Sementara itu, pengamat hukum pidana UPN Veteran Jakarta, Benny Harmoni Harefa mengatakan, terpenting dari kasus korupsi adalah membuktikan perbuatan niat jahatnya. Dan itu pula yang ingin dibuktikan Tom Lembong lewat kuasa hukumnya pada waktu praperadilan termasuk soal belum ada perhitungan kerugian keuangan negara dalam kasus itu.
"Sejatinya objek praperadilan berdasarkan Pasal 77 Undang-undang Nomor 8 Tahun 1981 tentang Hukum Acara Pidana sah tidaknya penangkapan, penahanan, sah tidaknya penghentian penyidikan dan penghentian penuntutan serta ganti rugi dan rehabilitasi. Pasca-perluasan objek praperadilan melalui Putusan MK No 21/PUU/XII/2014, maka termasuk objek praperadilan sah tidaknya penetapan tersangka, sah tidaknya penggeledahan dan sah tidaknya penyitaan. Pembatasan semuanya pengujian ini dalam ranah acara/formil," ujar Benny.
Namun, kuasa hukum Tom Lembong sepertinya lupa bahwa untuk menetapkan seseorang tersangka merujuk KUHAP setidak-tidaknya adanya bukti permulaan yang cukup atau 2 alat bukti yang sah. Nah, berdasarkan pemaparan penyidik pada Jampidsus, Kejagung dalam sidang praperadilan tersebut, mampu membuktikan alat bukti untuk menetapkan Tom Lembong sebagai tersangka justru sudah melebihi dari ketentuan sebagaimana yang tertuang dalam KUHAP.
"Sehingga seharusnya KPK tidak hanya mengandalkan OTT yang disertai penyadapan. Namun harus mengkonstruksi (membangun) suatu perkara sejak awal dengan mengumpulkan seluruh bukti tanpa melanggar hukum acara (formil). Hal inilah yang sering dilakukan pidsus Kejaksaan," kata Benny.
Berdasarkan itu pula, kata Benny, hakim tunggal pada PN Jakarta Selatan, Tumpanuli Marbun, menolak permohonan praperadilan Tom Lembong.
Atas dasar fakta itu, kata Benny, maka penting mendiskusikan proses dan hasil praperadilan terhadap KPK dan Jampidsus pada Kejagung.

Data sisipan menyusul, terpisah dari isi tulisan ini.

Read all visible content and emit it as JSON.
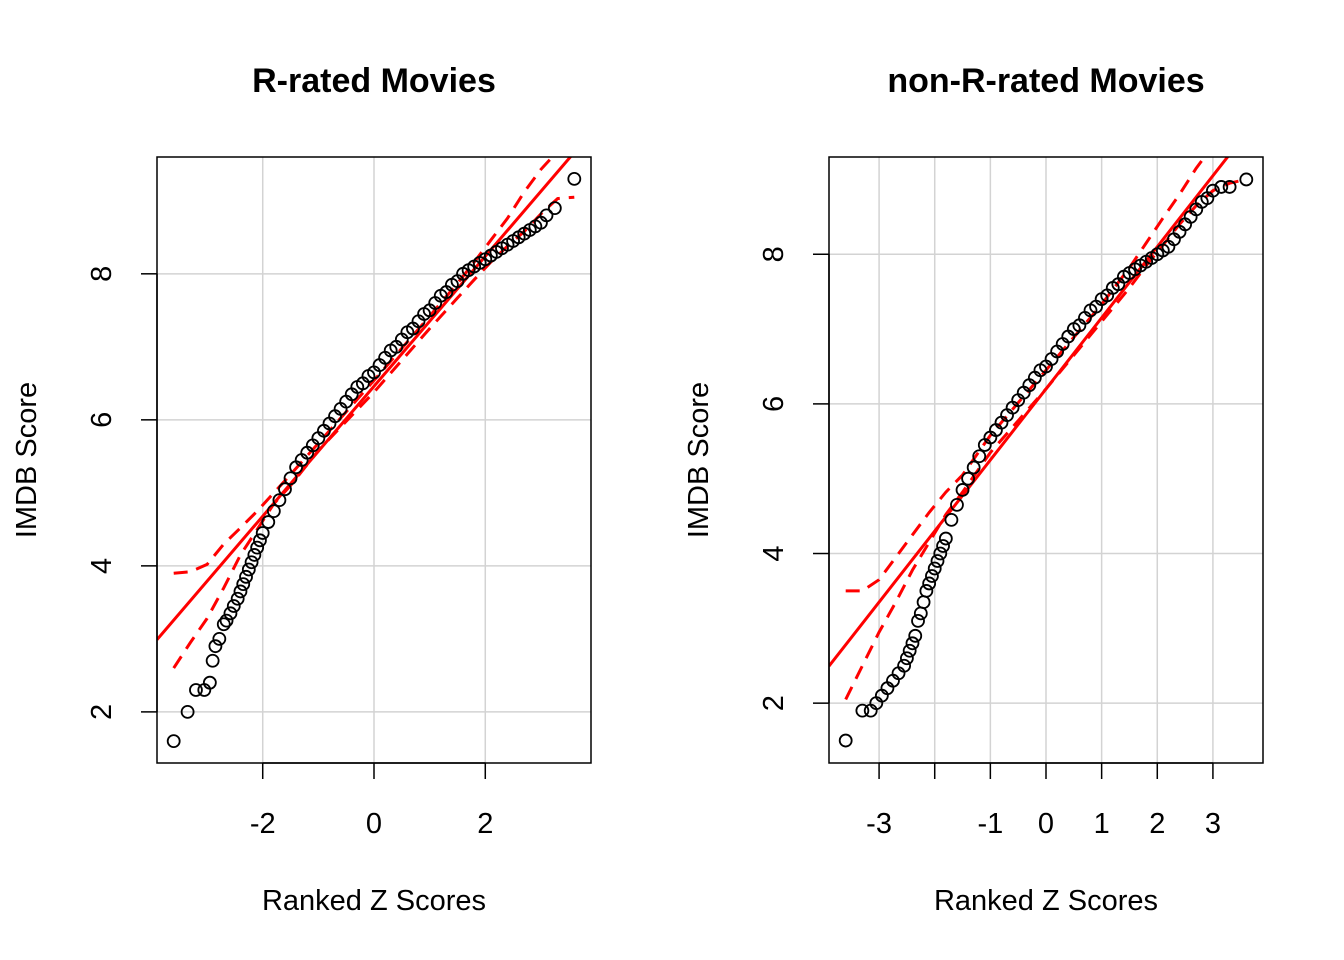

"Karena hal itu pula, (KPK) perlu mengkonstruksi suatu perkara sejak awal. Sehingga terkumpul seluruh bukti dengan tanpa melanggar hukum acara atau formilnya suatu perkara," ungkap Benny.
Apalagi kedua kasus yang dimohonkan itu, kata Benny, sangat berbeda dalam penanganannya.
Kasus yang ditangani KPK berdasarkan operasi tangkap tangan atau OTT, sementara penyidik Jampidsus pada Kejagung membangun kasusnya yang menjerat Tom Lembong dari awal tanpa OTT.
Tentu saja membangun kasus dari awal itu, kata Benny, jauh lebih sulit ketimbang mengandalkan OTT yang selalu berdasarkan pengintaian dan penyadapan. Membangun kasus dari awal itu membutuhkan pemahaman hukum tinggi khususnya soal tindak pidana korupsi.
Apalagi, kata Benny, tindak pidana korupsi selalu pula melibatkan mereka yang disebut sebagai penjahat kerah putih atau orang-orang cerdas yang kerap memegang kekuasaan atau jabatan tertentu dalam pemerintahan.
Karena itu, kata Benny, penyidik pada KPK penting untuk belajar dari Jampidsus, Kejagung dalam menangani kasus tindak pidana korupsi agar tidak mudah kalah ketika digugat praperadilan.
"KPK kendati punya kewenangan supervisi, tidak perlu malu untuk studi banding ke Jampidsus Kejagung untuk belajar mempertahankan argumentasi dalam menghadapi praperadilan. Itu sebabnya, penting mendiskusikan hal tersebut terutama dalam rangka menyiapkan roadmap pemberantasan korupsi ke depan," tandas Benny.